As you may know, Google Analytics spammers don’t really have to program a bot to visit your site. Instead they can just scrape your ID off your site or simply randomly walk through IDs. In that case, the bot won’t execute the complete tracking code on your website.

The solution to this kind of spam is simple, you set up a custom dimension to mark hits sent via actual visitors. They will execute the complete tracking code and thus also set the custom dimension in their hits.

The specifics are simple.

Step 1 (in Google Analytics)

Create a custom dimension called “trackedviaGTM” and activate it.

Step 2 (in Google Tag Manager)

Create a variable to hold your key which you will filter for in the custom dimension. I’d recommend this to

  1. Make it easy and possible to change the value in case spammers adapt to this (and scrape the right value off something somehow).
  2. You have a place “References to this Variable” to check whether all your tags are using the custom dimension.

Step 3 (in Google Tag Manager)

Change your tags that send hits to Google Analytics to send the custom dimension with your value as well. To do this in your tags of type “Universal Analytics” (I assume) you set

“Custom Dimensions” > Index “1” (in my case, or whatever your index is) to “{{specialKey}}””

Step 4 (in Google Analytics)

In Google Analytics you can now create a view with a new filter, set to “Custom”, “Include” “Filter Field = trackedviaGTM” and set the Filter Pattern to your secret value.

Method 2: Hostname Filter

Hostname filters also work in the TMS. With hostname filters you will get rid of any kind of fake hostnames. Those include in particular the last wave of “Vote for Trump” spam.

The hostname is the domain the data is sent from. That should usually be your website and only that. If you use the tracking code on a micro site, this is also a possible hostname. But nothing else should be on that list.
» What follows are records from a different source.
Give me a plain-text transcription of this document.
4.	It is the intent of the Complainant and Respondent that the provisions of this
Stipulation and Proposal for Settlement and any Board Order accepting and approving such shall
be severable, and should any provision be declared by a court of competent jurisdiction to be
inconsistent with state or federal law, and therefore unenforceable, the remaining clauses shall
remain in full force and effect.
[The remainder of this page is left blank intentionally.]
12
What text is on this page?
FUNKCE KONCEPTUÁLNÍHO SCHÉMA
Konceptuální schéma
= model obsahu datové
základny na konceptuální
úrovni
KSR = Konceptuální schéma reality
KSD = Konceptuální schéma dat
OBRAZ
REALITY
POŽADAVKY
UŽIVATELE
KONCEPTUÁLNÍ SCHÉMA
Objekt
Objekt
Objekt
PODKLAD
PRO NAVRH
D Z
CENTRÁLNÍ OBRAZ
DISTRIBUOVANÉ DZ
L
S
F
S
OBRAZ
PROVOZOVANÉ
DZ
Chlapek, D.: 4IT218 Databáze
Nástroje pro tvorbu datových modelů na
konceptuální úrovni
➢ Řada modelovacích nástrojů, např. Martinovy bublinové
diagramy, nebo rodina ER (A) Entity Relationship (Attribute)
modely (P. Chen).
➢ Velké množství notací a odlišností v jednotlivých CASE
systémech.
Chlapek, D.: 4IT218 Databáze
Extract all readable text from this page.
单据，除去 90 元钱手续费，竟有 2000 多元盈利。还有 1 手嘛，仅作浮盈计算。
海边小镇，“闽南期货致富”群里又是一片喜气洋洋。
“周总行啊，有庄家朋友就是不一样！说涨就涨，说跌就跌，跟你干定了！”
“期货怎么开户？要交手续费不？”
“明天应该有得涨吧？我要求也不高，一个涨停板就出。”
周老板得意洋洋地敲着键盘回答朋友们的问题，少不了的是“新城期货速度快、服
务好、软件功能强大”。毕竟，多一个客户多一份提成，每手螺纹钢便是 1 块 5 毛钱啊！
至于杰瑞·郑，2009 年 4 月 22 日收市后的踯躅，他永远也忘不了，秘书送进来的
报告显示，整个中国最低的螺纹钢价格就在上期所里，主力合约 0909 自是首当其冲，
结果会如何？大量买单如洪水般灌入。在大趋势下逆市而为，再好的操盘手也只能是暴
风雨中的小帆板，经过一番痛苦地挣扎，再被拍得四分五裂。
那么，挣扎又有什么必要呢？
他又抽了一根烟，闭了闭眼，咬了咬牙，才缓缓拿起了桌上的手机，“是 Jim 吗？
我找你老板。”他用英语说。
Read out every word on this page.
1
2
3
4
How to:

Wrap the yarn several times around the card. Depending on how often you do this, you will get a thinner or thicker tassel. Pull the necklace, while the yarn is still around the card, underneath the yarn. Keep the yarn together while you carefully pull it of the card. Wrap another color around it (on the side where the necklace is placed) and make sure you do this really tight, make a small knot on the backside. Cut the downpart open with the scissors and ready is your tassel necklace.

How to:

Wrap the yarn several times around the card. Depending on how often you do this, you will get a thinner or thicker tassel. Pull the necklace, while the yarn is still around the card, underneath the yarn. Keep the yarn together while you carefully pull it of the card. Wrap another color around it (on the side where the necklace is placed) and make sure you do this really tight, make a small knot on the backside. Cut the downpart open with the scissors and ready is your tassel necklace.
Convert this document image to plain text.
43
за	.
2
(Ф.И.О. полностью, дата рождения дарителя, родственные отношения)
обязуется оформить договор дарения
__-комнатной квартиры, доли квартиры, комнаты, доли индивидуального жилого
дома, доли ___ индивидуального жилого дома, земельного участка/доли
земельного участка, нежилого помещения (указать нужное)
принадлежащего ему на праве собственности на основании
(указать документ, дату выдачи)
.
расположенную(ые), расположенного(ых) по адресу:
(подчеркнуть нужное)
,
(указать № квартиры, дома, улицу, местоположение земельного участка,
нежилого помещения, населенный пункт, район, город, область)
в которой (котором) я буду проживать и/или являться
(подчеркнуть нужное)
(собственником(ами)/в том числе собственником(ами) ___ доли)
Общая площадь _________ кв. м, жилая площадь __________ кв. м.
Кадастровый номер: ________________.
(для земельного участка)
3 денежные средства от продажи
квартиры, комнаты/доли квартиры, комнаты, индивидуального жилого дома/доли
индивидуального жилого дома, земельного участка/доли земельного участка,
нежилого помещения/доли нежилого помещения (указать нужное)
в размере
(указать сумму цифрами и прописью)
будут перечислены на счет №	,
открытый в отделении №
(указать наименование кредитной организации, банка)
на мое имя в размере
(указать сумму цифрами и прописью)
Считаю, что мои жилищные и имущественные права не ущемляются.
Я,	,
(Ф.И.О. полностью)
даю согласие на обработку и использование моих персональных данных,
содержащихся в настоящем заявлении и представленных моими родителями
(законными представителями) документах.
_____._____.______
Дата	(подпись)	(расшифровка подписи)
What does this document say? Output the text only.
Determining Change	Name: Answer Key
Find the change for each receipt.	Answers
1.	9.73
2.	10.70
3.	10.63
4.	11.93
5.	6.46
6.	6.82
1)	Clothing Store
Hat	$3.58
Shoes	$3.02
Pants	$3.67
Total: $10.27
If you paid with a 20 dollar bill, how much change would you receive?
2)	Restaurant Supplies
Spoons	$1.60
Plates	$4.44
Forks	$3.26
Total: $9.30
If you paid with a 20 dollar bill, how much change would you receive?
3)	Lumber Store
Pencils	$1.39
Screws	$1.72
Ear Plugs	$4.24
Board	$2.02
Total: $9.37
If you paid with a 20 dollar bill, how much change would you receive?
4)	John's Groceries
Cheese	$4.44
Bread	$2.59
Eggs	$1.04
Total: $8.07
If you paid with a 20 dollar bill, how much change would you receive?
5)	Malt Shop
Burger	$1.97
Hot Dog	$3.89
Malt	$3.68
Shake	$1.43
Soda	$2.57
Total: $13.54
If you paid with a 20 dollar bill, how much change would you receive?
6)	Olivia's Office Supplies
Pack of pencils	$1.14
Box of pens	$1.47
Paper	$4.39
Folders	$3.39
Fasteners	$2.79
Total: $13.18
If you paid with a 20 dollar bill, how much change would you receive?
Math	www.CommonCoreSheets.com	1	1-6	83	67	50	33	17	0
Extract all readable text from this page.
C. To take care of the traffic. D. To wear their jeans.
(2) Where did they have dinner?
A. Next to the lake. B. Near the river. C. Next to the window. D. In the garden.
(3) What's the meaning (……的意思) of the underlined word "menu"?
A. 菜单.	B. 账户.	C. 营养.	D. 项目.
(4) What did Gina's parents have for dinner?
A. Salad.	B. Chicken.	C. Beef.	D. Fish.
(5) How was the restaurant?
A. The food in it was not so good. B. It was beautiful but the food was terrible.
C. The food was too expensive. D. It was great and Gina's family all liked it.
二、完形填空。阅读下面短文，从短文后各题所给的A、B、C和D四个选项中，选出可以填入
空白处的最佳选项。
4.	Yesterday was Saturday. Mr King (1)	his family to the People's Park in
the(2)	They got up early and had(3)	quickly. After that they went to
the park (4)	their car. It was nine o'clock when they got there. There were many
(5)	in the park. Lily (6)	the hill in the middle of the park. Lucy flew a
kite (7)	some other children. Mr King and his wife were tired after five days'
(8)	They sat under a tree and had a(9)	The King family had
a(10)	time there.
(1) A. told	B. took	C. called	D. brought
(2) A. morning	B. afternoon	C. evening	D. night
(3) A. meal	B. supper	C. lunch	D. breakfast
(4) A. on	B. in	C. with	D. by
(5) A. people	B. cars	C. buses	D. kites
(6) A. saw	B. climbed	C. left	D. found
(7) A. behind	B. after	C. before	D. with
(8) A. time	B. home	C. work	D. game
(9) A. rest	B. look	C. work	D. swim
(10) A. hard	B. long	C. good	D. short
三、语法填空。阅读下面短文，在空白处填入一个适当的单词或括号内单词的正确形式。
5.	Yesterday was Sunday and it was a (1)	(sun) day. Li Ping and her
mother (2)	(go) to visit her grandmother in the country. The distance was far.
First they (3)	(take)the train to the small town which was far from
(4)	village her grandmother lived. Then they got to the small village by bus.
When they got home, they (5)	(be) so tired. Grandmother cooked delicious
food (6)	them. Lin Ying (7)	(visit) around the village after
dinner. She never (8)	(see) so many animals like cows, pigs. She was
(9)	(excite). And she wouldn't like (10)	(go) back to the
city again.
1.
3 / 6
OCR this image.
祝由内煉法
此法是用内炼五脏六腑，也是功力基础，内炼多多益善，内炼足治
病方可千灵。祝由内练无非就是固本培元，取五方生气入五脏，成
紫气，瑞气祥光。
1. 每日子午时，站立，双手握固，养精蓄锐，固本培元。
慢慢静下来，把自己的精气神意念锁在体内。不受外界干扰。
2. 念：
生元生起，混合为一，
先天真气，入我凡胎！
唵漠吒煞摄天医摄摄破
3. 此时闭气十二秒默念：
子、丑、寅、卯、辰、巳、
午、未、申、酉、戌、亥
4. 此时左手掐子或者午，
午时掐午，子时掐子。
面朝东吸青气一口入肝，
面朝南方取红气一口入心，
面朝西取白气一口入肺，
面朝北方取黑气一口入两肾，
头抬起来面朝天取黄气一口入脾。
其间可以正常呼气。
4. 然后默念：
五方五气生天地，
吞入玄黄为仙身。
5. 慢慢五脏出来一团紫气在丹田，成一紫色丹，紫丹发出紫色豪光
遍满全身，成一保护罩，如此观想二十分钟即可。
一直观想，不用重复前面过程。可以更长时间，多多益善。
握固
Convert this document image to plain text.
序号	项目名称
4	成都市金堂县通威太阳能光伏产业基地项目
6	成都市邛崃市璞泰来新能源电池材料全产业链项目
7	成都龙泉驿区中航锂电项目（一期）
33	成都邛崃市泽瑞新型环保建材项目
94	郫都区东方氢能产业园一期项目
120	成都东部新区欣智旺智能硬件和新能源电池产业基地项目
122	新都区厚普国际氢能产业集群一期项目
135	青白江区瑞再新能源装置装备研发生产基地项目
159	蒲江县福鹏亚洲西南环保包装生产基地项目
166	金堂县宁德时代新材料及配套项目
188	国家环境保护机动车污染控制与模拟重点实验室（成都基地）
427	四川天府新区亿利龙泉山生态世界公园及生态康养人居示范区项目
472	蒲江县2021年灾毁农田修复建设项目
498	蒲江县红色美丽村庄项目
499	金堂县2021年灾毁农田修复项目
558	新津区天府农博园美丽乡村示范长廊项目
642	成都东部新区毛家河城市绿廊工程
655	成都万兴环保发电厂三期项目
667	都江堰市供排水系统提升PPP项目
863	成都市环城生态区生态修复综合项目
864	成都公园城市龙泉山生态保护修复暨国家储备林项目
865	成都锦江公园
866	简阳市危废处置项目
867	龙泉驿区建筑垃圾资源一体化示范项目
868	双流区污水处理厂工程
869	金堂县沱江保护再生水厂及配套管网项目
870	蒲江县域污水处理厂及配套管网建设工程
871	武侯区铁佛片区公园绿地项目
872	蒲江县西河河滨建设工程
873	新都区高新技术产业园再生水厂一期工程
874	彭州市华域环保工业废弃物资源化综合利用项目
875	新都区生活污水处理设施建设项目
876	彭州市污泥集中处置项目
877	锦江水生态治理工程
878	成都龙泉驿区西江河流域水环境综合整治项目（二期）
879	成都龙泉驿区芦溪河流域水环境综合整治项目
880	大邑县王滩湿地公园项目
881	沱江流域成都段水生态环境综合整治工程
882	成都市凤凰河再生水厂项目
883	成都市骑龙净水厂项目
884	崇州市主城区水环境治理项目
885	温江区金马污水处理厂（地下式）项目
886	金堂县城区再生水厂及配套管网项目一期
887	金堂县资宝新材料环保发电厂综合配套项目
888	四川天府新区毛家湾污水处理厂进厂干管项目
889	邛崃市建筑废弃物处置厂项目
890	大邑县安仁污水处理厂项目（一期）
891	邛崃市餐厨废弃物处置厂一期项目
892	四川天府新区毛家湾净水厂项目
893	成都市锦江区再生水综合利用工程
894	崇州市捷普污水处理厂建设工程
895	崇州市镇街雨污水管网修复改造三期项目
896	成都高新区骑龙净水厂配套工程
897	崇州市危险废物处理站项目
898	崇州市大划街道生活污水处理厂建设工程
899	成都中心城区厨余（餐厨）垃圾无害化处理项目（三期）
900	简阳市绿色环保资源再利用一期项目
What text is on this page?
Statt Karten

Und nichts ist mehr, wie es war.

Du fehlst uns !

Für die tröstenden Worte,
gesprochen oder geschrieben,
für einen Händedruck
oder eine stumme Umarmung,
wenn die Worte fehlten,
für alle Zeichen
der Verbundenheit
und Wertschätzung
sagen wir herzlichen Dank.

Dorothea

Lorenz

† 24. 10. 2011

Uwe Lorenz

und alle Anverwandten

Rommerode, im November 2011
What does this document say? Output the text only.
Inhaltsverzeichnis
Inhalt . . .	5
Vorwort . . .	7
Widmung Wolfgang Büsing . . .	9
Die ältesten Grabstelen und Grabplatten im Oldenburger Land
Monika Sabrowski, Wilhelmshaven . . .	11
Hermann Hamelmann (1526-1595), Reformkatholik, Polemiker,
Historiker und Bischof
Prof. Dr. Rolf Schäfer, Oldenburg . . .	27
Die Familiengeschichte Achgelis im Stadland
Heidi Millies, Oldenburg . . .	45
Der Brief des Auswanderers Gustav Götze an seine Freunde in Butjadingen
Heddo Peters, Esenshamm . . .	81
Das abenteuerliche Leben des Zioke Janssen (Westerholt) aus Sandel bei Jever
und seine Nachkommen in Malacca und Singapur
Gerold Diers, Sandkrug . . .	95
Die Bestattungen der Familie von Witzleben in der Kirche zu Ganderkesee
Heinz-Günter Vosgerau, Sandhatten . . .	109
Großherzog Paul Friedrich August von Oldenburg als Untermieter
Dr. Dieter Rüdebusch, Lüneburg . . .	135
If you’re unsure whether you get that kind of spam, go to Analytics to the hostname report to find out (just select the dimension “hostname” somewhere). But regardless of whether you get this kind of spam, you should always implement a hostname filter.

And it’s dead simple, we simply always use a lookup table variable to save our tracking ID, and put some kind of default value in. That way, all data which has bad hostnames is simply not sent. Even if you just have one ID and one website.

In Google Tag Manager that looks like this:

Don’t forget to deal with whether you use www.domain.com or domain.com. If your site is accessible through both urls, you should input both into the table, or preferably, rewrite them. Also the table is case sensitive, so don’t try to uppercase your website.

Method 3: IP Filters

What kinds of spam do you get rid of with this method? Any bot that visits your website and is on some kind of blacklist. Of course we don’t get rid of botnets this way.

https://www.simoahava.com/analytics/block-internal-traffic-gtm/ wrote an explanation on how to exclude internal IPs. But we can simply use that guide to exclude spam IPs.

Is There an Automated Way to do this?

If you come across one, tell me. What I’ve found are services like https://referrerspamblocker.com/.The caveat, they work on Google Analytics level, not the data layer and they only block referrer spam.

In my opinion, just as with Akismet for WordPress, the cloud approach is just the right way to handle such things. Indeed I think the best place to rid data of spam is at the data layer level. Thus Tag Management systems like Google Tag Manager (unlikely…) Tealium or Adobe should get their hands dirty or integrate other apps to do this.